Judicial reforms have been an integral part of China’s rule of law efforts. Several important measures have been launched since the Fourth Plenum of the 18th Central Committee of the Chinese Communist Party in 2014. Given that these measures have been in place for almost two years, critically reviewing their process and policy implications seemed timely and much needed. To further this analysis, the Centre for Chinese and Comparative Law (“RCCL”) of the School of Law of City University of Hong Kong (“CityU”) held a conference on 19 and 20 August 2016 to investigate the practical and theoretical implementations of these recent reforms.
This one and a half day conference brought together 19 scholars, who examined various issues relating to the recent reforms and offered an in-depth analysis from empirical and comparative perspectives. Of the 19 scholars, many were internationally recognised Chinese law scholars who have dedicated many years to researching Chinese judicial reforms.

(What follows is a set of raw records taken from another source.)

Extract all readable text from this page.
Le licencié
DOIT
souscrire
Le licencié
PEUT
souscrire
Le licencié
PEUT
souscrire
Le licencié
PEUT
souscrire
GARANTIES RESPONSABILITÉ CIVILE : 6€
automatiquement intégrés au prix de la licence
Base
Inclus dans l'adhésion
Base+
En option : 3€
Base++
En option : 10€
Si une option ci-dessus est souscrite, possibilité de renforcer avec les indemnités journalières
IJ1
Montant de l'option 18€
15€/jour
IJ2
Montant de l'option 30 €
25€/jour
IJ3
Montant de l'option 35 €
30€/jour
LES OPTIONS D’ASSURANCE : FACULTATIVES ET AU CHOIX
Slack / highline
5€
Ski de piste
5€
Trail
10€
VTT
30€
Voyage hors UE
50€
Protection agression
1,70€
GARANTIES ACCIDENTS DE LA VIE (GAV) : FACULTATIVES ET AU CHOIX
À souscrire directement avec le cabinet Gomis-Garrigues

The conference was kicked off by RCCL Director Prof. Xin He, who gave the welcoming speech. Soon after, the first of the conference’s six panels started with Prof. Hualing Fu of the Faculty of Law of the University of Hong Kong, Dr. Peter Chan of CityU Law School and Prof. Susan Finder of the School of Transnational Law of Peking University presenting their research relating to the profiles and achievements of the first post-Cultural Revolution generation of law students, the empirical studies of judicial conciliation in China, as well as the significance of live broadcast of trials. Dr. Peter Wang of CityU Law School chaired the panel and Prof. Susan Trevaskes of the School of Humanities, Languages and Social Science of Griffith University and Dr. Yuqing Feng of the School of Law of Southeast University commented on the three scholars’ insightful presentations afterwards. Audience members also actively participated in the discussion and posed difficult questions to the presenters during the Q&A sessions.
The second panel, chaired by Dr. Mark Kielsgard of our Law School, focused on the judicial reforms under the leadership of President Xi Jinping. During the panel, Prof. Susan Trevaskes and Dr. Ling Li of the Department of East Asian Studies of the University of Vienna presented their papers while Dr.Kwai Ng of the Department of Sociology of the University of California, San Diego and Dr. Peter Wang acted as commentators.
The third panel was chaired by Prof. Baifeng Chen of the School of Law of Zhongnan University of Economics and Law. Three scholars, namely Dr.Meng Hou of the School of Law of Peking University, Dr. Xiaohong Yu of the Department of Political Science of Tsinghua University and Prof. Zhong Liu of the School of Law of Tongji University presented papers on various issues relating to the institutional obstacles to judicial reform in China. Prof. Qinghua Wang of the School of Law of China University of Political Science and Law and Prof. Hualing Fu then gave critical comments on the three papers.
Panel four, chaired by Prof. Susan Trevaskes, offered a general discussion about judicial reforms in China. Prof. Stéphanie Balme of the Centre for International Studies (“CERI”) of Sciences Po Paris who joined the conference via Skype, presented her assessment on China’s judicial reforms for the past 35 years. After that, another presenter Prof. Yongjun Li of the School of Law of Jilin University discussed the theoretical problems behind China’s current judicial reform. Dr. Meng Hou and Prof. Albert Chen of the Faculty of Law of the University of Hong Kong acted as the commentators for this panel.
Panel five of the second day was chaired by Dr. Ling Li. Prof. Qinghua Wang discussed the role of the court in social control in China while Dr. Fen Lin of the Department of Media and Communication of CityU presented the empirical studies carried out by her and Prof. Xin He relating to defamation litigation in China. Prof. Baifeng Chen and Dr. Xiaohong Yu were the commentators of this panel.
Panel six, the last panel of the conference, was a book comments session chaired by Dr. Meng Hou. Prof. Xin He and Dr. Kwai Ng first presented their work to participants. After that, being commentators, Prof. Zhong Liu and Dr. Ling Li shared their views on the relevant book project and gave valuable comments to the two authors. Other participants also joined the discussion.
In conclusion, while the time was short, the conference was fruitful and thought-provoking. The speakers’ expert insight and analysis on a variety of important issues relating to judicial reform in China, as well as the critical questions and constructive comments posed by participants made the conference a great success. The discussion has undoubtedly laid a good foundation for further in-depth conversation on related matters.